No I ran it one the port443 VM. I can do it on the port80 VM. The port80 VM holds simple historic flat html while the 443 machine is webmail running PHP. At the time it was run on very limited hardware ( 2 Pi2's) as CPu was so limited and I am crap at Apache config. I do have to migrate to one VM at some stage but my Apache skills are minimal.

You can also move your DNS to a DNS provider that supports automation (like cloudflare, which has free dns hosting services) and use a DNS challenge with an API key etc. That way it doesn't matter where your cert is being used.

Should work on the port 80 VM. Certbot's --apache option makes changes to the Apache VirtualHost config, reloads Apache and requests the cert. After that Certbot reverses those changes and reload Apache again.

Note the --apache option also creates a VirtualHost for port 443. So, you'll see one of those in the VM for port 80 it just won't ever see any traffic so is not harmful.

To avoid Certbot making changes to your Apache you should use --webroot option instead.

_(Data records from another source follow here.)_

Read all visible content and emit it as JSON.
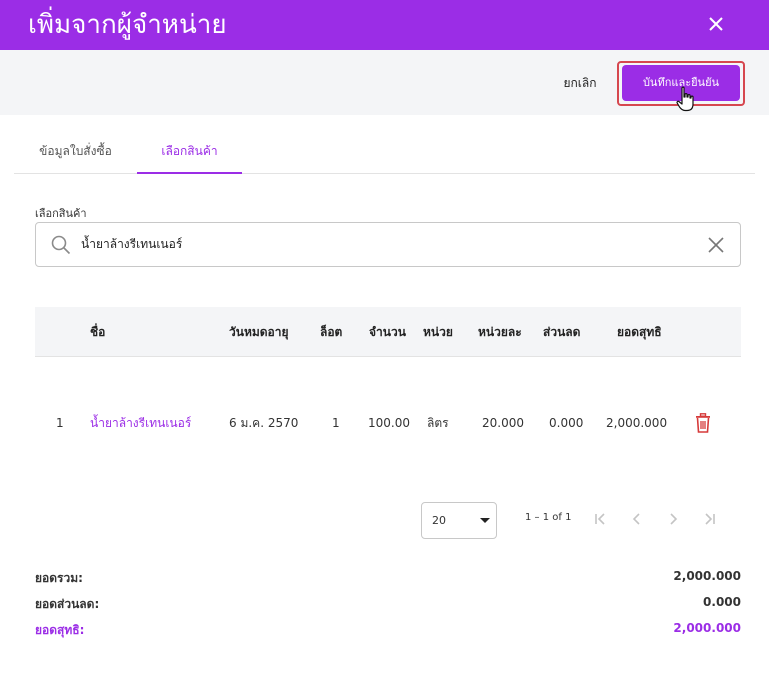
{
  "dialog": {
    "title": "เพิ่มจากผู้จำหน่าย"
  },
  "toolbar": {
    "cancel_label": "ยกเลิก",
    "save_label": "บันทึกและยืนยัน"
  },
  "tabs": [
    {
      "label": "ข้อมูลใบสั่งซื้อ",
      "active": false
    },
    {
      "label": "เลือกสินค้า",
      "active": true
    }
  ],
  "product_search": {
    "label": "เลือกสินค้า",
    "value": "น้ำยาล้างรีเทนเนอร์"
  },
  "table": {
    "headers": {
      "name": "ชื่อ",
      "expiry": "วันหมดอายุ",
      "lot": "ล็อต",
      "quantity": "จำนวน",
      "unit": "หน่วย",
      "unit_price": "หน่วยละ",
      "discount": "ส่วนลด",
      "net": "ยอดสุทธิ"
    },
    "rows": [
      {
        "index": "1",
        "name": "น้ำยาล้างรีเทนเนอร์",
        "expiry": "6 ม.ค. 2570",
        "lot": "1",
        "quantity": "100.00",
        "unit": "ลิตร",
        "unit_price": "20.000",
        "discount": "0.000",
        "net": "2,000.000"
      }
    ]
  },
  "pagination": {
    "rows_per_page": "20",
    "range": "1 – 1 of 1"
  },
  "summary": {
    "total_label": "ยอดรวม:",
    "total_value": "2,000.000",
    "discount_label": "ยอดส่วนลด:",
    "discount_value": "0.000",
    "net_label": "ยอดสุทธิ:",
    "net_value": "2,000.000"
  },
  "colors": {
    "accent": "#9b2de6",
    "highlight_outline": "#d6474f",
    "delete": "#d63a3a"
  },
  "icons": [
    "close-icon",
    "search-icon",
    "clear-icon",
    "trash-icon",
    "first-page-icon",
    "prev-page-icon",
    "next-page-icon",
    "last-page-icon",
    "hand-cursor-icon",
    "dropdown-caret-icon"
  ]
}
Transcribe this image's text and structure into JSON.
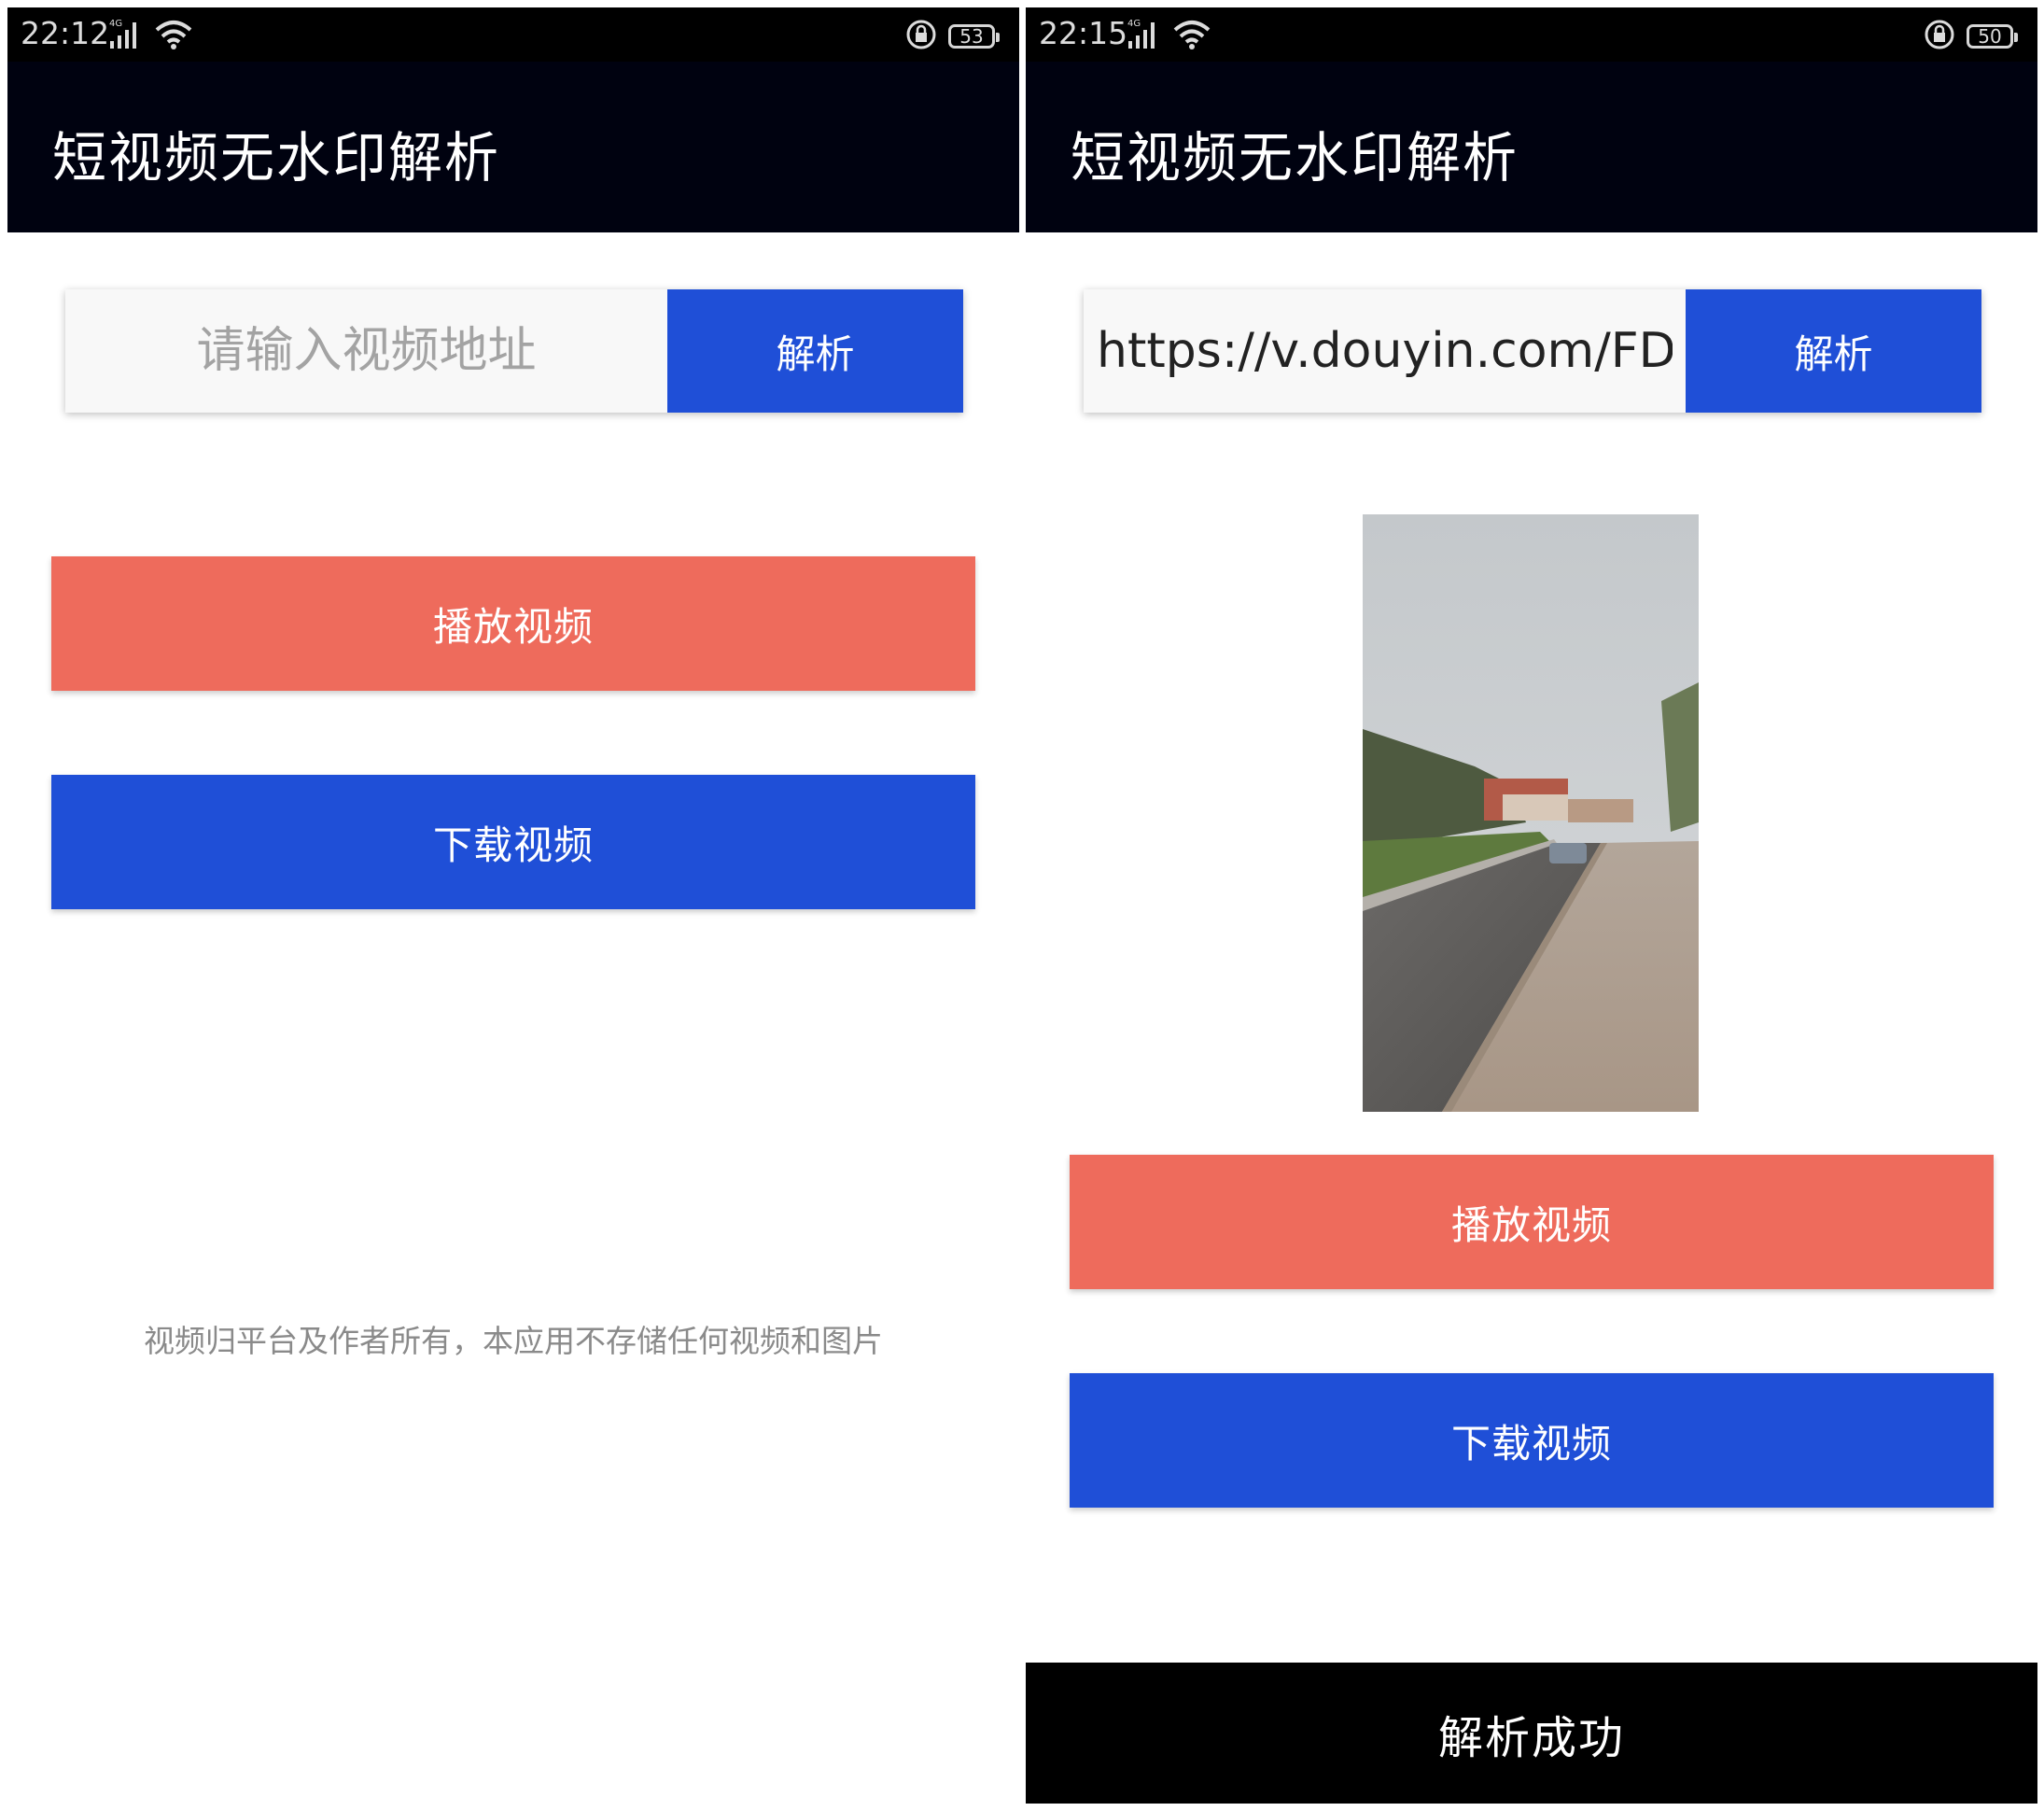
{
  "left_screen": {
    "status": {
      "time": "22:12",
      "network": "4G",
      "battery": "53"
    },
    "title": "短视频无水印解析",
    "url_input": {
      "placeholder": "请输入视频地址",
      "value": ""
    },
    "parse_label": "解析",
    "play_label": "播放视频",
    "download_label": "下载视频",
    "disclaimer": "视频归平台及作者所有，本应用不存储任何视频和图片"
  },
  "right_screen": {
    "status": {
      "time": "22:15",
      "network": "4G",
      "battery": "50"
    },
    "title": "短视频无水印解析",
    "url_input": {
      "placeholder": "请输入视频地址",
      "value": "https://v.douyin.com/FDrP"
    },
    "parse_label": "解析",
    "play_label": "播放视频",
    "download_label": "下载视频",
    "toast": "解析成功"
  },
  "colors": {
    "app_bar": "#000210",
    "primary_blue": "#1f4fd7",
    "play_red": "#ee6b5c",
    "toast_bg": "#000000"
  },
  "icons": [
    "signal-4g-icon",
    "wifi-icon",
    "rotation-lock-icon",
    "battery-icon"
  ]
}
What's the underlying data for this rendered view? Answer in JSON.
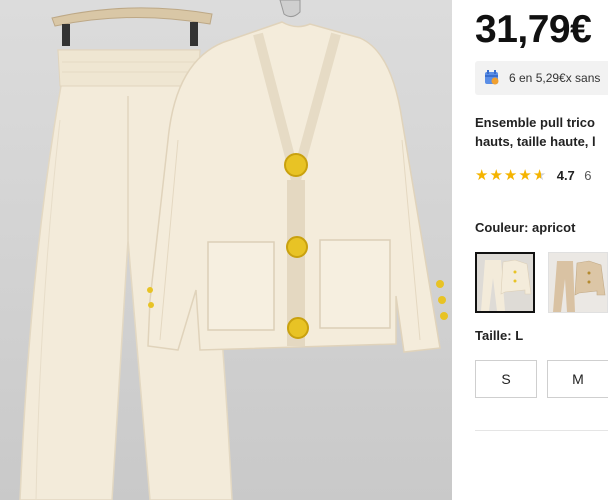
{
  "product": {
    "price": "31,79€",
    "installment_text": "6 en 5,29€x sans",
    "title_lines": [
      "Ensemble pull trico",
      "hauts, taille haute, l"
    ],
    "rating": {
      "value": "4.7",
      "count": "6",
      "stars": 4.7
    },
    "color": {
      "label": "Couleur: apricot",
      "options": [
        "apricot",
        "khaki"
      ],
      "selected": "apricot"
    },
    "size": {
      "label": "Taille: L",
      "options": [
        "S",
        "M"
      ]
    }
  },
  "colors": {
    "accent_star": "#f5b400",
    "garment": "#f2ead8",
    "button_gold": "#e7c223"
  },
  "icons": {
    "installment": "calendar-card-icon",
    "star": "star-icon"
  }
}
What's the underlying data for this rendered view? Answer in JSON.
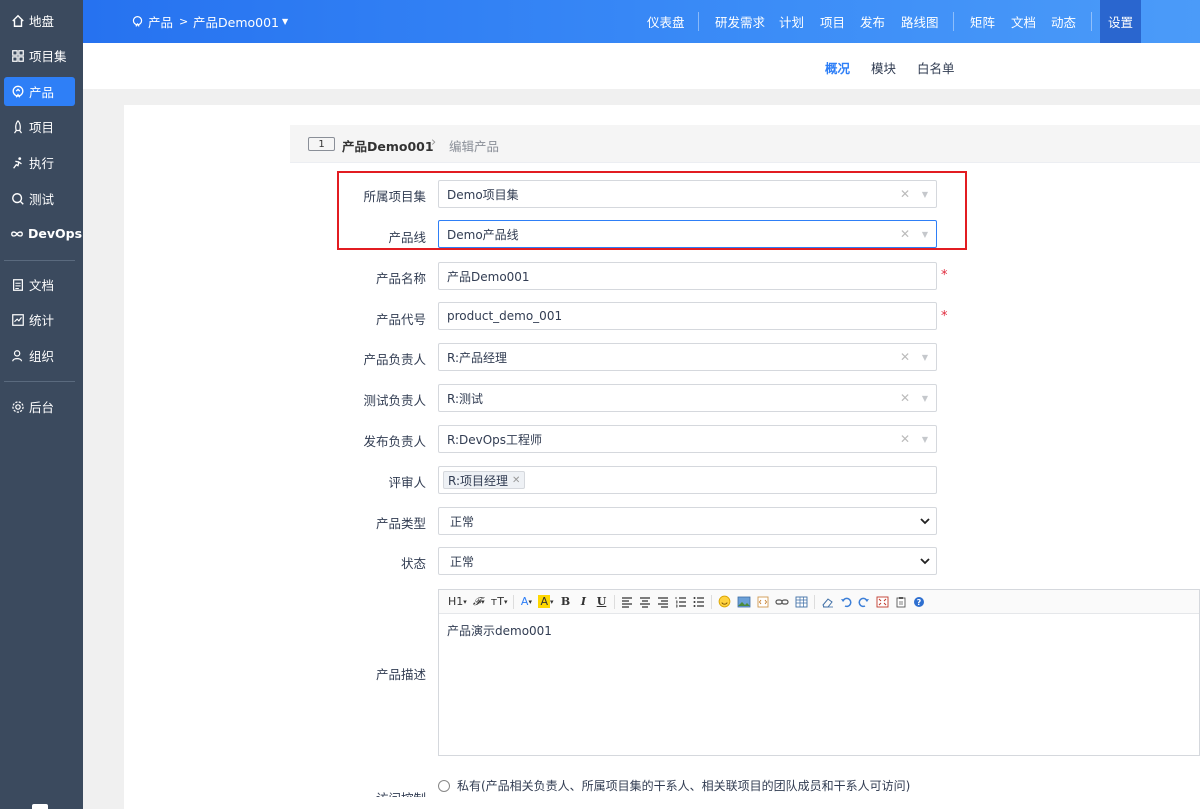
{
  "sidebar": {
    "items": [
      {
        "label": "地盘",
        "icon": "home-icon"
      },
      {
        "label": "项目集",
        "icon": "grid-icon"
      },
      {
        "label": "产品",
        "icon": "product-icon"
      },
      {
        "label": "项目",
        "icon": "rocket-icon"
      },
      {
        "label": "执行",
        "icon": "run-icon"
      },
      {
        "label": "测试",
        "icon": "search-icon"
      },
      {
        "label": "DevOps",
        "icon": "infinity-icon"
      },
      {
        "label": "文档",
        "icon": "document-icon"
      },
      {
        "label": "统计",
        "icon": "chart-icon"
      },
      {
        "label": "组织",
        "icon": "people-icon"
      },
      {
        "label": "后台",
        "icon": "gear-icon"
      }
    ],
    "active": "产品"
  },
  "topbar": {
    "crumb_root": "产品",
    "crumb_current": "产品Demo001",
    "nav": [
      "仪表盘",
      "研发需求",
      "计划",
      "项目",
      "发布",
      "路线图",
      "矩阵",
      "文档",
      "动态",
      "设置"
    ],
    "active": "设置"
  },
  "subnav": {
    "items": [
      "概况",
      "模块",
      "白名单"
    ],
    "active": "概况"
  },
  "header": {
    "id": "1",
    "title": "产品Demo001",
    "subtitle": "编辑产品"
  },
  "form": {
    "program": {
      "label": "所属项目集",
      "value": "Demo项目集"
    },
    "line": {
      "label": "产品线",
      "value": "Demo产品线"
    },
    "name": {
      "label": "产品名称",
      "value": "产品Demo001"
    },
    "code": {
      "label": "产品代号",
      "value": "product_demo_001"
    },
    "po": {
      "label": "产品负责人",
      "value": "R:产品经理"
    },
    "qd": {
      "label": "测试负责人",
      "value": "R:测试"
    },
    "rd": {
      "label": "发布负责人",
      "value": "R:DevOps工程师"
    },
    "reviewer": {
      "label": "评审人",
      "tag": "R:项目经理"
    },
    "type": {
      "label": "产品类型",
      "value": "正常"
    },
    "status": {
      "label": "状态",
      "value": "正常"
    },
    "desc": {
      "label": "产品描述",
      "value": "产品演示demo001"
    },
    "acl": {
      "label": "访问控制",
      "option_private": "私有(产品相关负责人、所属项目集的干系人、相关联项目的团队成员和干系人可访问)"
    }
  },
  "editor_toolbar": [
    "H1",
    "𝓕",
    "тT",
    "A",
    "A",
    "B",
    "I",
    "U"
  ],
  "required_mark": "*",
  "colors": {
    "accent": "#2e7ff7",
    "sidebar": "#3b4a5e",
    "highlight": "#e21c21"
  }
}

If you aren't sure how to use --webroot please post the contents of your VirtualHost for port 80 for this domain and I'll give you the command.

Well, any cert can be "used" anywhere :slight_smile: But, you are right that a DNS Challenge would allow them to run Certbot on the port 443 VM which is where they want to use it. Switching DNS providers may be more than they want to take on. But is certainly another option.